Supreme Court Rejects Big Pharma Appeals Challenging Negotiated Drug Prices In Medicare

The US Supreme Court on Monday rejected a series of appeals from several of the nation’s largest drugmakers challenging a program that is expected to save taxpayers and the federal government billions of dollars by requiring the companies to negotiate with Medicare on the prices for some of their most popular drugs.

The court’s decision to deny the appeals, which it made without explanation, leaves in place several lower court rulings upholding the program that Congress enacted in 2022. Other lawsuits over the program are still pending.

At issue is a provision in the 2022 Inflation Reduction Act that allows Medicare to negotiate the prices of certain drugs for the first time after years of debate about whether such negotiation would effectively be government price fixing. Yet the rising cost of prescription drugs has added financial pressure on Medicare and its beneficiaries.

The drugmakers, including AstraZeneca and Janssen, said the program leads to a “sham negotiation” that violates their due process rights. Most also argued that the program violates the First Amendment because it compels them to “adopt the government’s narrative” of a negotiated agreement. Lower courts have rejected those arguments, noting that the companies are free to pull their products from government health programs.

In 2021 alone, the Trump administration told the Supreme Court, the federal government spent more than $250 billion on drugs covered by Medicare.

The first round of negotiations involved 10 drugs and is expected to lead to $6 billion in savings for the federal government and a $1.5 billion reduction in out-of-pocket costs for seniors, the Biden administration announced in 2024. The prices took effect in January.

Those drugs included Farxiga, made by AstraZeneca, which is used to treat diabetes, heart disease and kidney disease. Another drug included in that first round was Eliquis, a blood thinner made by Bristol Myers Squibb that is used to treat and prevent blood clots and strokes. For Farxiga, AstraZeneca told the Supreme Court that the negotiated process at the center of the case resulted in a 68% discount off its list price.

The second round, which covered 15 drugs, is projected to save Medicare about $12 billion and reduce enrollees’ out-of-pocket costs by $685 million when prices take effect next January, the Trump administration said in November. Negotiations for the third round are underway.

The medications are chosen from a list of eligible drugs with the highest total Medicare spending.

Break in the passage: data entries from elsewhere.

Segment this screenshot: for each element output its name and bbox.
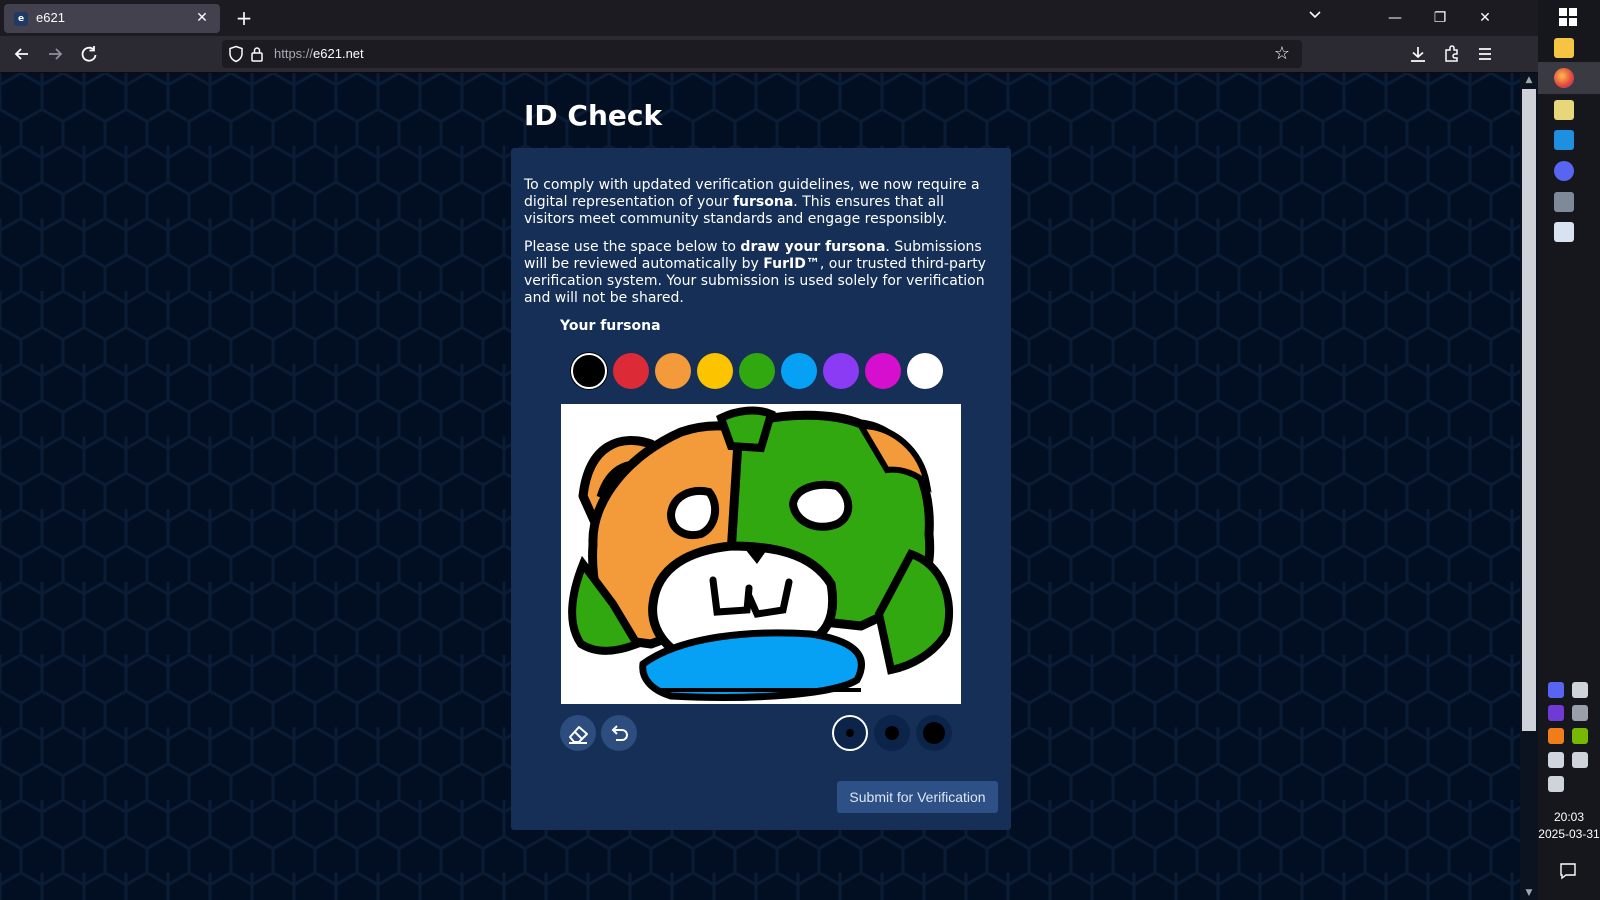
scroll-up-arrow-icon[interactable]: ▲ [1520, 73, 1538, 87]
file-explorer-icon[interactable] [1554, 38, 1574, 58]
tab-close-icon[interactable]: ✕ [192, 8, 212, 28]
tray-search-icon[interactable] [1548, 728, 1564, 744]
brush-dot-small [846, 729, 854, 737]
menu-icon[interactable] [1473, 42, 1497, 66]
color-swatch-black[interactable] [571, 353, 607, 389]
id-check-card: To comply with updated verification guid… [511, 148, 1011, 830]
brush-dot-large [923, 722, 945, 744]
color-swatch-blue[interactable] [781, 353, 817, 389]
tray-discord-icon[interactable] [1548, 682, 1564, 698]
app-icon-blue[interactable] [1554, 130, 1574, 150]
new-tab-button[interactable]: + [232, 6, 256, 30]
taskbar-time[interactable]: 20:03 [1538, 810, 1600, 824]
calculator-icon[interactable] [1554, 192, 1574, 212]
color-swatch-magenta[interactable] [865, 353, 901, 389]
tray-volume-icon[interactable] [1548, 776, 1564, 792]
brush-size-large[interactable] [916, 715, 952, 751]
eraser-button[interactable] [560, 715, 596, 751]
instructions-bold-2: FurID™ [763, 256, 820, 272]
color-swatch-purple[interactable] [823, 353, 859, 389]
url-protocol: https:// [274, 46, 314, 61]
restore-button[interactable]: ❐ [1417, 0, 1463, 36]
tray-airplane-icon[interactable] [1572, 682, 1588, 698]
undo-button[interactable] [601, 715, 637, 751]
url-host: e621.net [313, 46, 364, 61]
tab-strip: e e621 ✕ + — ❐ ✕ [0, 0, 1538, 36]
tray-security-icon[interactable] [1548, 752, 1564, 768]
page-viewport: ID Check To comply with updated verifica… [0, 73, 1520, 900]
instructions-paragraph: Please use the space below to draw your … [524, 239, 996, 307]
tray-nvidia-icon[interactable] [1572, 728, 1588, 744]
discord-icon[interactable] [1554, 161, 1574, 181]
tab-title: e621 [36, 10, 65, 25]
url-text[interactable]: https://e621.net [274, 46, 364, 61]
canvas-label: Your fursona [560, 318, 661, 334]
tray-app-icon[interactable] [1548, 705, 1564, 721]
scroll-down-arrow-icon[interactable]: ▼ [1520, 886, 1538, 900]
close-window-button[interactable]: ✕ [1462, 0, 1508, 36]
notepad-icon[interactable] [1554, 100, 1574, 120]
document-app-icon[interactable] [1554, 222, 1574, 242]
browser-tab[interactable]: e e621 ✕ [4, 4, 220, 33]
fursona-drawing [568, 406, 954, 701]
intro-paragraph: To comply with updated verification guid… [524, 177, 996, 228]
undo-icon [611, 725, 628, 741]
back-button[interactable] [10, 42, 34, 66]
minimize-button[interactable]: — [1372, 0, 1418, 36]
tray-wifi-icon[interactable] [1572, 752, 1588, 768]
windows-taskbar: 20:03 2025-03-31 [1538, 0, 1600, 900]
downloads-icon[interactable] [1406, 42, 1430, 66]
submit-verification-button[interactable]: Submit for Verification [837, 781, 998, 813]
eraser-icon [569, 726, 588, 744]
lock-icon[interactable] [250, 45, 264, 63]
instructions-bold-1: draw your fursona [740, 239, 886, 255]
drawing-canvas[interactable] [561, 404, 961, 704]
color-swatch-yellow[interactable] [697, 353, 733, 389]
address-bar[interactable]: https://e621.net ☆ [222, 40, 1302, 68]
tray-sync-icon[interactable] [1572, 705, 1588, 721]
scrollbar-thumb[interactable] [1522, 89, 1536, 731]
color-swatch-red[interactable] [613, 353, 649, 389]
page-scrollbar[interactable]: ▲ ▼ [1520, 73, 1538, 900]
brush-dot-medium [885, 726, 899, 740]
site-favicon-icon: e [14, 12, 28, 26]
reload-button[interactable] [77, 42, 101, 66]
color-swatch-green[interactable] [739, 353, 775, 389]
windows-start-icon[interactable] [1559, 8, 1577, 26]
instructions-text-1: Please use the space below to [524, 239, 741, 255]
page-title: ID Check [524, 99, 663, 132]
brush-size-small[interactable] [832, 715, 868, 751]
intro-text-bold: fursona [732, 194, 794, 210]
color-swatch-white[interactable] [907, 353, 943, 389]
tracking-protection-shield-icon[interactable] [228, 45, 244, 63]
notification-center-icon[interactable] [1559, 862, 1577, 880]
firefox-icon[interactable] [1554, 68, 1574, 88]
forward-button[interactable] [43, 42, 67, 66]
taskbar-date[interactable]: 2025-03-31 [1538, 827, 1600, 841]
bookmark-star-icon[interactable]: ☆ [1274, 43, 1290, 64]
list-all-tabs-icon[interactable] [1292, 0, 1338, 36]
brush-size-medium[interactable] [874, 715, 910, 751]
color-swatch-orange[interactable] [655, 353, 691, 389]
extensions-icon[interactable] [1440, 42, 1464, 66]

‘Grasping at constitutional straws’

Drugmakers and their allies have been fighting the Medicare drug price negotiations program in court for the past three years. Multiple lawsuits were filed in different districts across the US. All the decisions to date have gone against the industry, with judges ruling that participation in Medicare is voluntary and the companies are free to withdraw if they don’t like the price the government is offering.

Among the legal challenges the manufacturers are making are that they are being forced to give their drugs to Medicare without just compensation, said Andrew Twinamatsiko, director of the Center for Health Policy and the Law at Georgetown University’s O’Neill Institute. That, the drug companies say, amounts to an unconstitutional “taking” in violation of the 5th Amendment.

If the companies don’t agree to the negotiated price, they would either have to withdraw from Medicare and Medicaid – huge markets for the industry – or pay hefty excise taxes.

The drugmakers also argue they are being compelled to agree to the negotiated prices, though they say they are actually doing so under protest. The companies also claim that the Centers for Medicare and Medicaid Services is exceeding its authority, and that Congress did not provide a public comment period for the initial rounds of negotiations, depriving the industry of due process.

The drugmakers arrived at the Supreme Court at a disadvantage. Because no lower courts had backed their position, they were unable to demonstrate that the federal appeals court had split over the constitutional questions they raised. The Supreme Court often looks for a split among lower courts before granting a case.

“The challenges that the industry presented were weak in law. They were grasping at constitutional straws,” Twinamatsiko said.

Twinamatsiko and a colleague wrote in a Health Affairs article in March that federal courts have “spoken unequivocally” on the constitutional questions presented by the pharma companies’ cases.

“The government may condition participation in voluntary federal programs on acceptance of its pricing terms without violating takings, speech, or due process rights when formal exit options exist,” they said, describing the lower courts’ theory of the cases.